El Senado de la República aprobó la semana pasada por unanimidad una reforma al artículo 73 constitucional para facultar al Congreso a expedir una Ley General en materia de Feminicidio que permita establecer un tipo penal y sanciones homogéneas en todo el país. Esta tendencia de hacer leyes generales no está equivocada en la finalidad, pero sí en el método.

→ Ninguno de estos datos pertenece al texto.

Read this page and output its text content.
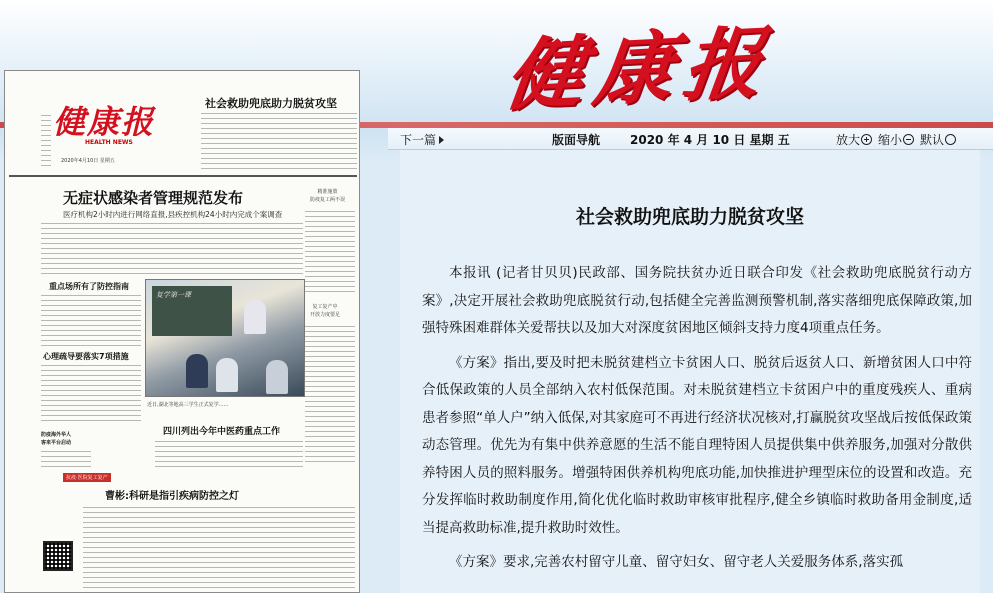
健康报
健康报
HEALTH NEWS
2020年4月10日 星期五
社会救助兜底助力脱贫攻坚
无症状感染者管理规范发布
医疗机构2小时内进行网络直报,县疾控机构24小时内完成个案调查
精准施策
防疫复工两不误
复工复产中
开放力度要足
重点场所有了防控指南
心理疏导要落实7项措施
复学第一课
近日,湖北等地高三学生正式复学……
防疫海外华人
客来平台启动
四川列出今年中医药重点工作
抗疫·医院复工复产
曹彬:科研是指引疾病防控之灯
下一篇	版面导航 2020 年 4 月 10 日 星期 五	放大	缩小	默认
社会救助兜底助力脱贫攻坚

本报讯 (记者甘贝贝)民政部、国务院扶贫办近日联合印发《社会救助兜底脱贫行动方案》,决定开展社会救助兜底脱贫行动,包括健全完善监测预警机制,落实落细兜底保障政策,加强特殊困难群体关爱帮扶以及加大对深度贫困地区倾斜支持力度4项重点任务。

《方案》指出,要及时把未脱贫建档立卡贫困人口、脱贫后返贫人口、新增贫困人口中符合低保政策的人员全部纳入农村低保范围。对未脱贫建档立卡贫困户中的重度残疾人、重病患者参照“单人户”纳入低保,对其家庭可不再进行经济状况核对,打赢脱贫攻坚战后按低保政策动态管理。优先为有集中供养意愿的生活不能自理特困人员提供集中供养服务,加强对分散供养特困人员的照料服务。增强特困供养机构兜底功能,加快推进护理型床位的设置和改造。充分发挥临时救助制度作用,简化优化临时救助审核审批程序,健全乡镇临时救助备用金制度,适当提高救助标准,提升救助时效性。

《方案》要求,完善农村留守儿童、留守妇女、留守老人关爱服务体系,落实孤
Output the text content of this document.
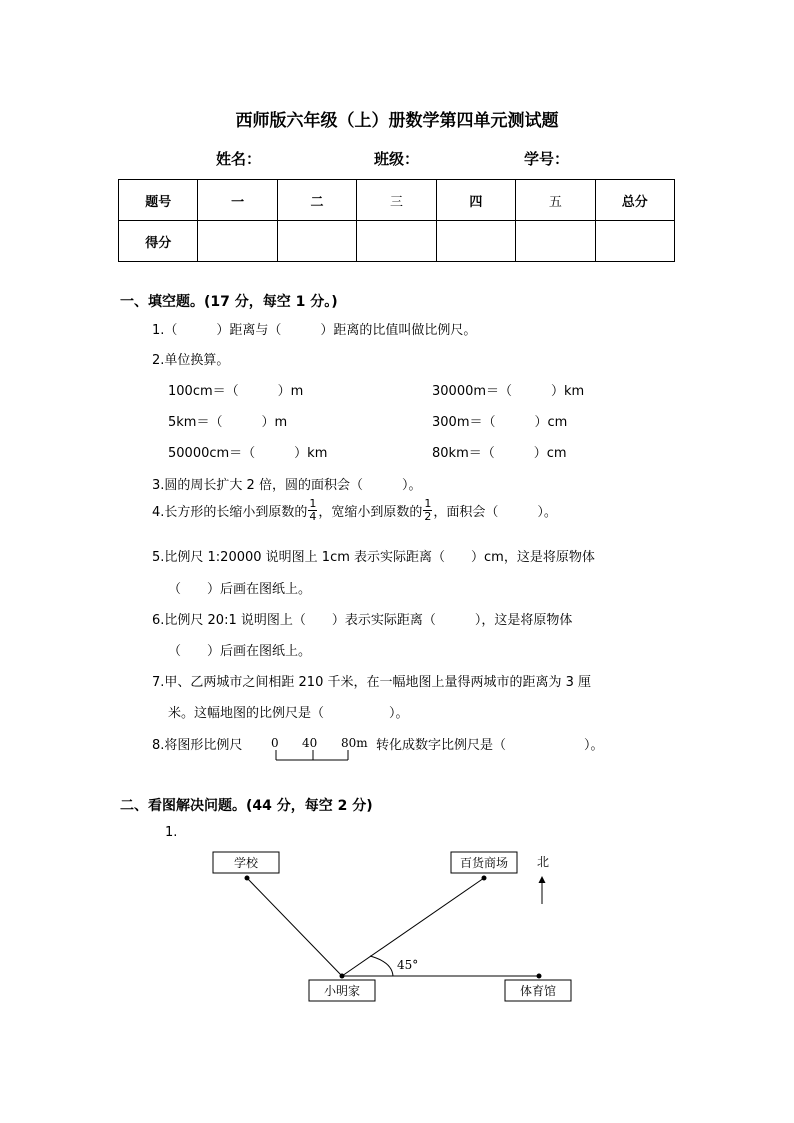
西师版六年级（上）册数学第四单元测试题
姓名：	班级：	学号：
题号	一	二	三	四	五	总分
得分						
一、填空题。(17 分，每空 1 分。)
1.（　　　）距离与（　　　）距离的比值叫做比例尺。
2.单位换算。
100cm＝（　　　）m	30000m＝（　　　）km
5km＝（　　　）m	300m＝（　　　）cm
50000cm＝（　　　）km	80km＝（　　　）cm
3.圆的周长扩大 2 倍，圆的面积会（　　　）。
4.长方形的长缩小到原数的 $\frac{1}{4}$ ，宽缩小到原数的 $\frac{1}{2}$ ，面积会（　　　）。
5.比例尺 1:20000 说明图上 1cm 表示实际距离（　　）cm，这是将原物体
（　　）后画在图纸上。
6.比例尺 20:1 说明图上（　　）表示实际距离（　　　），这是将原物体
（　　）后画在图纸上。
7.甲、乙两城市之间相距 210 千米，在一幅地图上量得两城市的距离为 3 厘
米。这幅地图的比例尺是（　　　　　）。
8.将图形比例尺 0 40 80m 转化成数字比例尺是（　　　　　　）。
二、看图解决问题。(44 分，每空 2 分)
1.
学校	百货商场
小明家	体育馆
45°
北
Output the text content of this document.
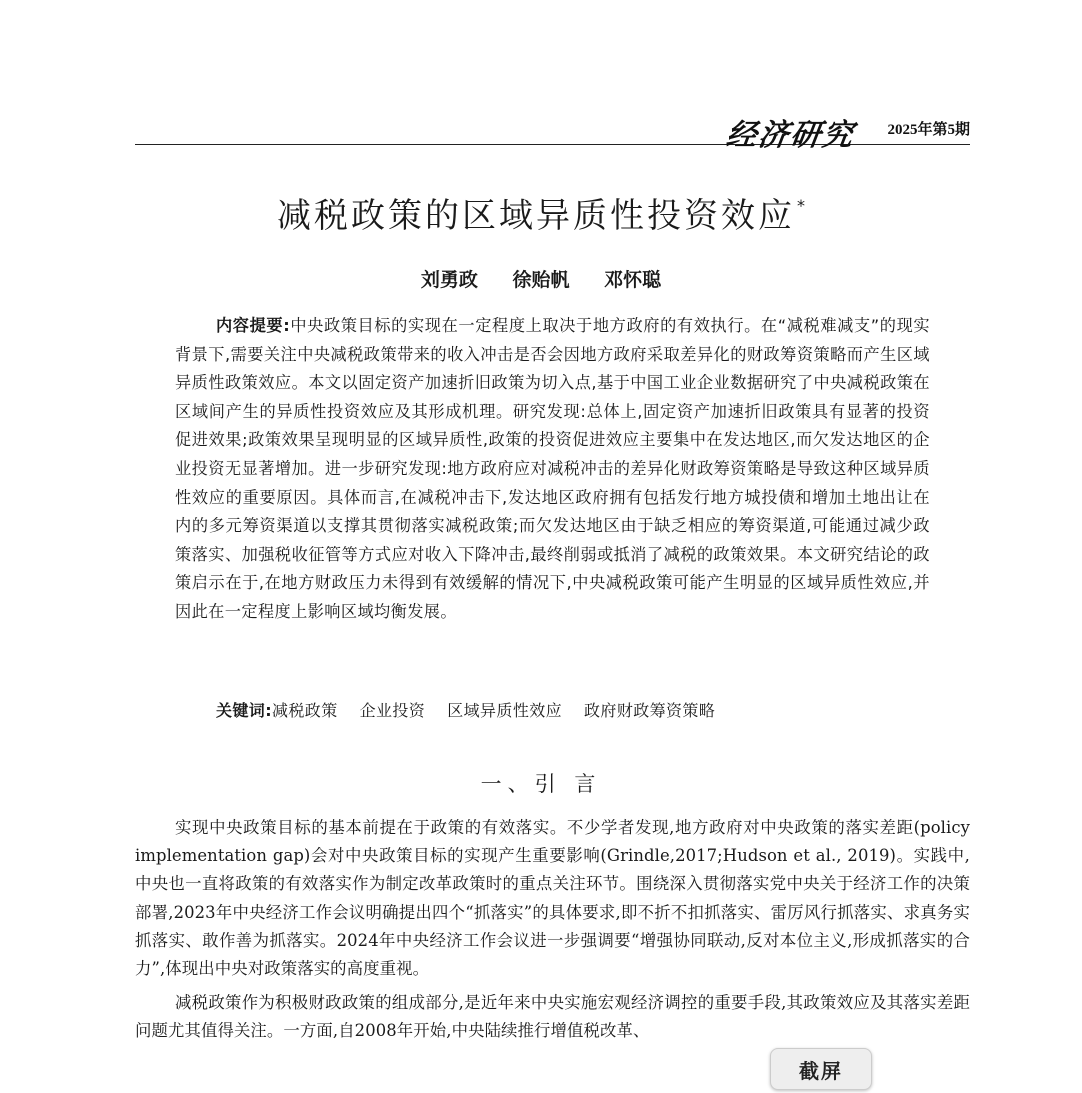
经济研究 2025年第5期
减税政策的区域异质性投资效应 *
刘勇政 徐贻帆 邓怀聪

内容提要:中央政策目标的实现在一定程度上取决于地方政府的有效执行。在“减税难减支”的现实背景下,需要关注中央减税政策带来的收入冲击是否会因地方政府采取差异化的财政筹资策略而产生区域异质性政策效应。本文以固定资产加速折旧政策为切入点,基于中国工业企业数据研究了中央减税政策在区域间产生的异质性投资效应及其形成机理。研究发现:总体上,固定资产加速折旧政策具有显著的投资促进效果;政策效果呈现明显的区域异质性,政策的投资促进效应主要集中在发达地区,而欠发达地区的企业投资无显著增加。进一步研究发现:地方政府应对减税冲击的差异化财政筹资策略是导致这种区域异质性效应的重要原因。具体而言,在减税冲击下,发达地区政府拥有包括发行地方城投债和增加土地出让在内的多元筹资渠道以支撑其贯彻落实减税政策;而欠发达地区由于缺乏相应的筹资渠道,可能通过减少政策落实、加强税收征管等方式应对收入下降冲击,最终削弱或抵消了减税的政策效果。本文研究结论的政策启示在于,在地方财政压力未得到有效缓解的情况下,中央减税政策可能产生明显的区域异质性效应,并因此在一定程度上影响区域均衡发展。

关键词:减税政策 企业投资 区域异质性效应 政府财政筹资策略
一、引 言

实现中央政策目标的基本前提在于政策的有效落实。不少学者发现,地方政府对中央政策的落实差距(policy implementation gap)会对中央政策目标的实现产生重要影响(Grindle,2017;Hudson et al., 2019)。实践中,中央也一直将政策的有效落实作为制定改革政策时的重点关注环节。围绕深入贯彻落实党中央关于经济工作的决策部署,2023年中央经济工作会议明确提出四个“抓落实”的具体要求,即不折不扣抓落实、雷厉风行抓落实、求真务实抓落实、敢作善为抓落实。2024年中央经济工作会议进一步强调要“增强协同联动,反对本位主义,形成抓落实的合力”,体现出中央对政策落实的高度重视。

减税政策作为积极财政政策的组成部分,是近年来中央实施宏观经济调控的重要手段,其政策效应及其落实差距问题尤其值得关注。一方面,自2008年开始,中央陆续推行增值税改革、

截屏
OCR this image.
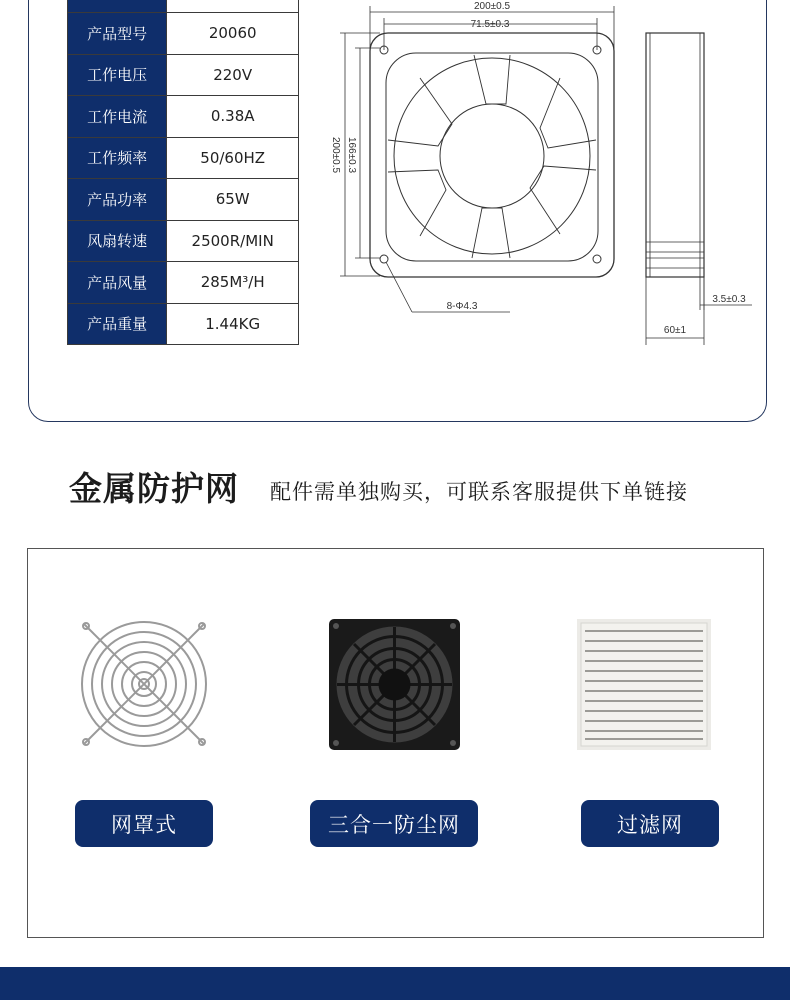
产品型号	20060
工作电压	220V
工作电流	0.38A
工作频率	50/60HZ
产品功率	65W
风扇转速	2500R/MIN
产品风量	285M³/H
产品重量	1.44KG
200±0.5
71.5±0.3
200±0.5 166±0.3
8-Φ4.3
3.5±0.3
60±1
金属防护网 配件需单独购买，可联系客服提供下单链接
网罩式	三合一防尘网	过滤网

Claro que es mejor tener una sola ley para todo el país que nos permita conocerla, aplicarla de la misma forma en cualquier fiscalía e interpretarla de una vez por todas hasta conformar una jurisprudencia que dé certeza jurídica a todos los involucrados, ya sean víctimas o imputados. Sin embargo, llevamos varias reformas a la fracción XXI del artículo 73 constitucional; una para homologar la ley en materia de secuestro; otra ley para que se aplique la misma legislación en todo el país, relacionada con el delito de tortura; una ley general más en materia de trata de personas; otra diferente para el delito de extorsión, delincuencia organizada y, ahora, feminicidio. El punto es que en lugar de hacer una ley general por cada delito, deberíamos tener un solo Código Penal Nacional, para que no sólo los antes mencionados, sino que todos los delitos tengan la misma tipicidad y sanciones en México.
Ya se logró, precisamente, con la reforma del 2 de julio de 2015 al mismo precepto constitucional, una legislación única en materia de procedimiento penal. Esto mismo podría hacerse para consolidar un solo Código Penal que tenga los mismos delitos en todo el territorio nacional. La homologación podría hacerse con una sola ley general o nacional para todos los delitos, y no una ley general por cada delito.
España, Alemania y otros países que gobiernan unidos por una federación y mantienen su independencia territorial, cuentan con un solo código penal desde hace muchos años. Nosotros seguimos con 32 códigos penales para cada una de las entidades federativas, un Código de Justicia Militar y un Código Penal Federal.
Con esta reforma, el Ejecutivo Federal pretende que existan los mismos estándares de investigación, fortalecer la coordinación entre la Federación, las entidades federativas y los municipios en el combate a ese delito, para ayudar a facilitar que la aplicación e interpretación del delito de feminicidio no complique a las fiscalías y se limite la posibilidad de que, por tecnicismos jurídicos, quede impune un delito grave de esa naturaleza. Pensamos que ese mismo impulso se debe dar para todos los delitos, y que conviene que exista solo un Código Penal Nacional.
Esta semana la Cámara de Diputados conoció de esa reforma constitucional que ya fue aprobada y seguirá el procedimiento que establece el artículo 135 constitucional. Valdría la pena recordar que las leyes por sí solas no resuelven el problema de los homicidios en México. Las policías, los fiscales y los jueces son los responsables de hacer justicia y que no queden impunes los cientos de feminicidios que duelen a los familiares y merecen nuestra indignación y solidaridad.